Hidayatullah.com–Wakil Menteri Agama, Nazarudin Umar menegaskan, teroris merupakan anak kandung dari globalisasi dan tidak lahir dari pendidikan di pondok pesantren (pontren). Oleh karena itu, dia meminta agar pihak-pihak tertentu tidak menggeneralisasikan pontren sebagai sarang teroris hanya karena ada kasus terduga teroris yang sempat belajar di pontren.
“Terorisme terjadi karena dangkalnya pemahaman agama. Oleh karena itu, saya akan pasang badan jika ada yang memojokkan pontren sebagai biang radikalisme. Saya juga orang pondok,” kata Nazarudin di sela-sela acara pendidikan karakter di Pondok Pesantren Modern Lembah Arafah, Megamendung, Kabupaten Bogor, Minggu (30/10/2011) sore.
Menurut dia, tidak mungkin orang-orang aliran keras lahir dari pontren. “Mustahil pontren di Indonesia beraliran keras. Membedah bom terorisme memakai merek pontren itu menjelekkan nama pontren,” tuturnya.
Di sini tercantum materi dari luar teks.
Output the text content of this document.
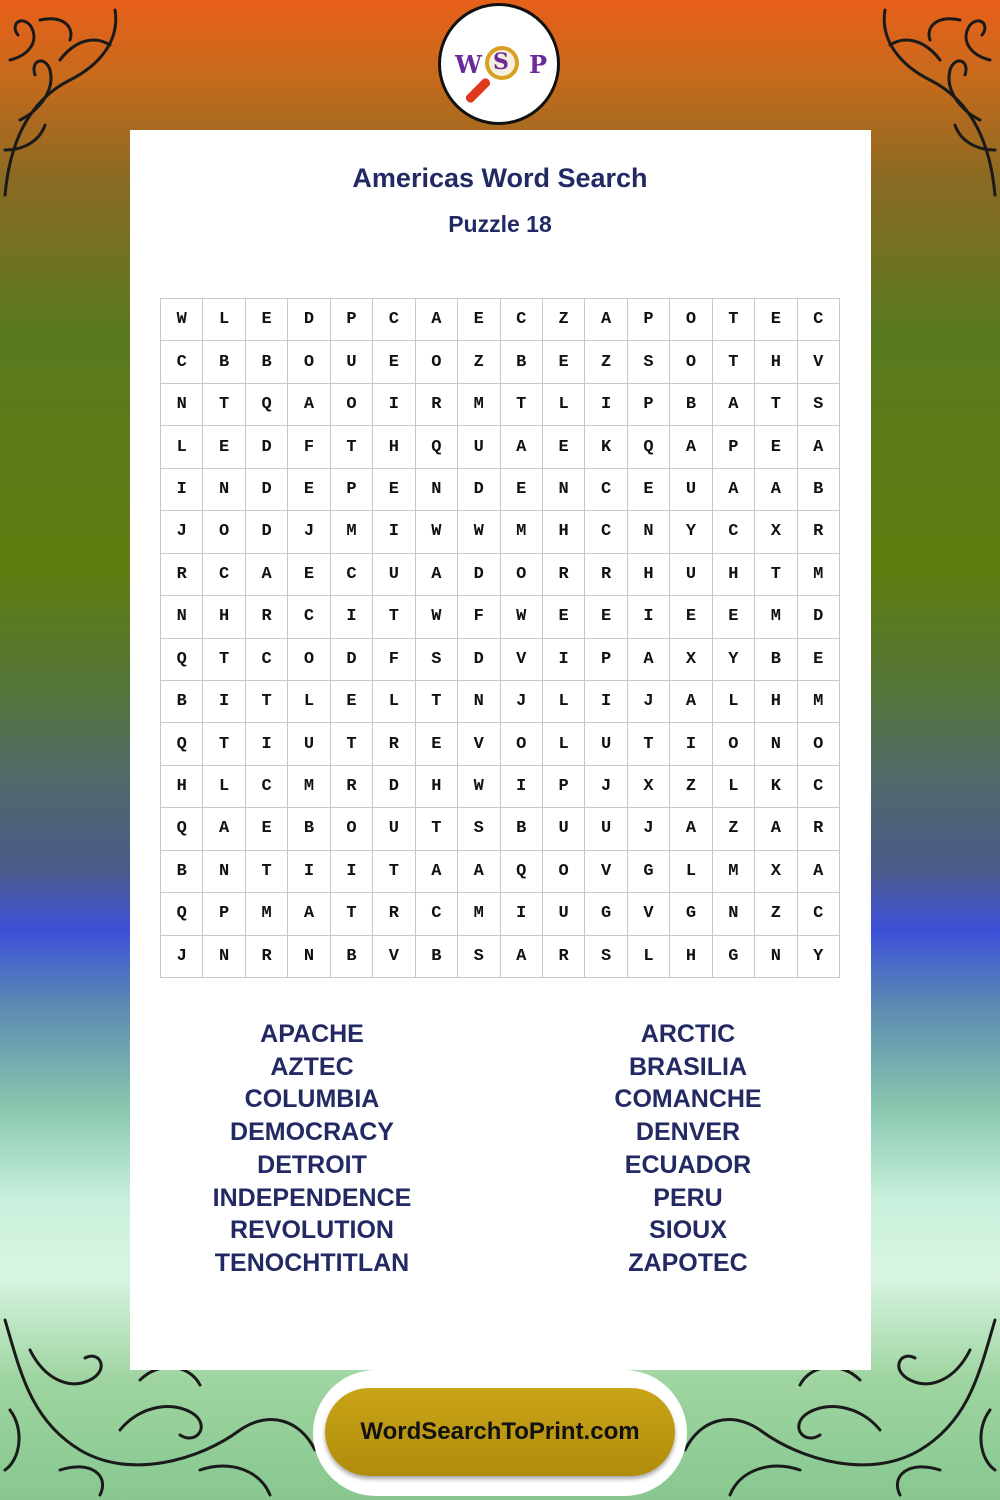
W S P
Americas Word Search
Puzzle 18
W	L	E	D	P	C	A	E	C	Z	A	P	O	T	E	C
C	B	B	O	U	E	O	Z	B	E	Z	S	O	T	H	V
N	T	Q	A	O	I	R	M	T	L	I	P	B	A	T	S
L	E	D	F	T	H	Q	U	A	E	K	Q	A	P	E	A
I	N	D	E	P	E	N	D	E	N	C	E	U	A	A	B
J	O	D	J	M	I	W	W	M	H	C	N	Y	C	X	R
R	C	A	E	C	U	A	D	O	R	R	H	U	H	T	M
N	H	R	C	I	T	W	F	W	E	E	I	E	E	M	D
Q	T	C	O	D	F	S	D	V	I	P	A	X	Y	B	E
B	I	T	L	E	L	T	N	J	L	I	J	A	L	H	M
Q	T	I	U	T	R	E	V	O	L	U	T	I	O	N	O
H	L	C	M	R	D	H	W	I	P	J	X	Z	L	K	C
Q	A	E	B	O	U	T	S	B	U	U	J	A	Z	A	R
B	N	T	I	I	T	A	A	Q	O	V	G	L	M	X	A
Q	P	M	A	T	R	C	M	I	U	G	V	G	N	Z	C
J	N	R	N	B	V	B	S	A	R	S	L	H	G	N	Y
APACHE
AZTEC
COLUMBIA
DEMOCRACY
DETROIT
INDEPENDENCE
REVOLUTION
TENOCHTITLAN
ARCTIC
BRASILIA
COMANCHE
DENVER
ECUADOR
PERU
SIOUX
ZAPOTEC
WordSearchToPrint.com
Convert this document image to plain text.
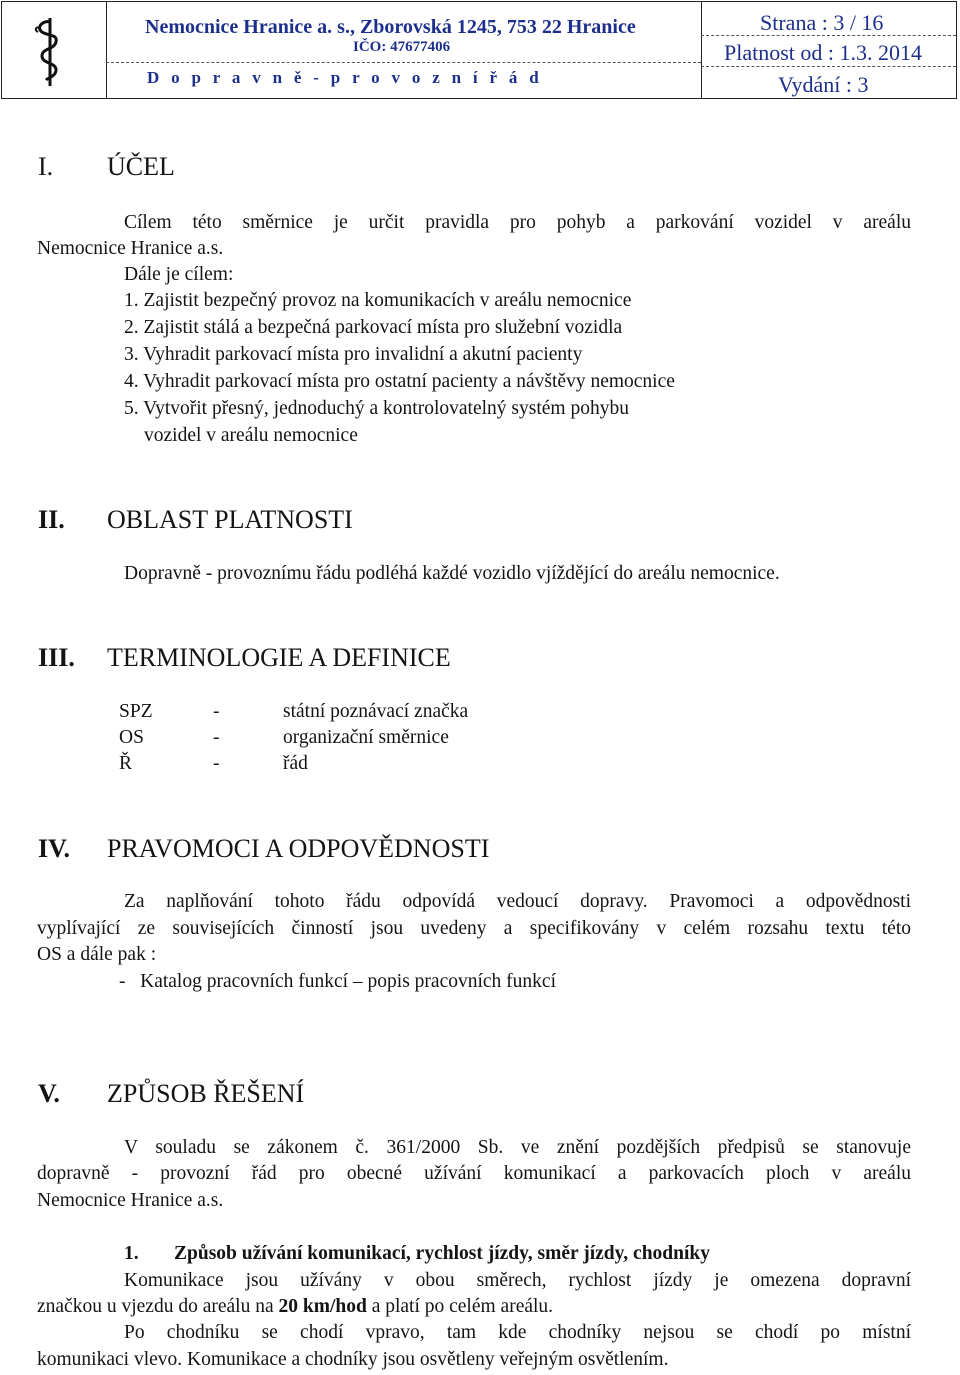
Nemocnice Hranice a. s., Zborovská 1245, 753 22 Hranice
IČO: 47677406
D o p r a v n ě - p r o v o z n í ř á d
Strana : 3 / 16
Platnost od : 1.3. 2014
Vydání : 3
I. ÚČEL
Cílem této směrnice je určit pravidla pro pohyb a parkování vozidel v areálu
Nemocnice Hranice a.s.
Dále je cílem:
1. Zajistit bezpečný provoz na komunikacích v areálu nemocnice
2. Zajistit stálá a bezpečná parkovací místa pro služební vozidla
3. Vyhradit parkovací místa pro invalidní a akutní pacienty
4. Vyhradit parkovací místa pro ostatní pacienty a návštěvy nemocnice
5. Vytvořit přesný, jednoduchý a kontrolovatelný systém pohybu
vozidel v areálu nemocnice
II. OBLAST PLATNOSTI
Dopravně - provoznímu řádu podléhá každé vozidlo vjíždějící do areálu nemocnice.
III. TERMINOLOGIE A DEFINICE
SPZ	-	státní poznávací značka
OS	-	organizační směrnice
Ř	-	řád
IV. PRAVOMOCI A ODPOVĚDNOSTI
Za naplňování tohoto řádu odpovídá vedoucí dopravy. Pravomoci a odpovědnosti
vyplívající ze souvisejících činností jsou uvedeny a specifikovány v celém rozsahu textu této
OS a dále pak :
-   Katalog pracovních funkcí – popis pracovních funkcí
V. ZPŮSOB ŘEŠENÍ
V souladu se zákonem č. 361/2000 Sb. ve znění pozdějších předpisů se stanovuje
dopravně - provozní řád pro obecné užívání komunikací a parkovacích ploch v areálu
Nemocnice Hranice a.s.
1. Způsob užívání komunikací, rychlost jízdy, směr jízdy, chodníky
Komunikace jsou užívány v obou směrech, rychlost jízdy je omezena dopravní
značkou u vjezdu do areálu na 20 km/hod a platí po celém areálu.
Po chodníku se chodí vpravo, tam kde chodníky nejsou se chodí po místní
komunikaci vlevo. Komunikace a chodníky jsou osvětleny veřejným osvětlením.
Orang yang paham unsur fiqih, lanjut Nazarudin dalam laman Pikiran Rakyat, tidak akan menjadi teroris. Bahkan, teknologi yang semakin canggih dipercaya Wamenag akan semakin mengungkap kebenaran Al Quran.Malahan, menurut dia, sekolah yang paling aman adalah pontren. Sebab, pendidikan karakter, terutama pada malam hari, sangat kental dan mengena di hati para santri.
“Saya selalu sampaikan ke publik jika pendidikan karakter itu luar biasa, terutama pada malam hari. Berbeda dengan anak sekolah umum, pulang sekolah sudah capek, terus tidur, tidak ada pendidikan karakter yang membekas,” ungkapnya. Acara ini sendiri dihadiri oleh ratusan kyai dan pimpinan pondok pesantren se-Jawa Barat.
Untuk itu, dia meminta agar sistem pontren dikembalikan seperti semula. Sebab, masa depan pontren di Indonesia cerah. “Tidak ada sekolah yang paling aman kecuali pontren,” katanya menegaskan.
Dia juga meminta agar pemerintah serta pihak-pihak tertentu tidak memusuhi dan terus memojokkan pontren. Pontren, kata Nazarudin, seharusnya menjadi tuan rumah di Indonesia. Pontren juga seharusnya menjadi pemecah masalah dalam kehidupan.
Diakui Nazarudin, memang tugas yang berat untuk mewujudkan hal itu, terutama ketika saat ini banyak pihak yang cenderung mencurigai pontren dan terus mengawasi aktivitas pontren, seolah-olah pontren merupakan biang radikalisme. “Tidak perlu mencari kambing hitam, tapi mari kita mengubah keadaan,” lanjut Nazarudin.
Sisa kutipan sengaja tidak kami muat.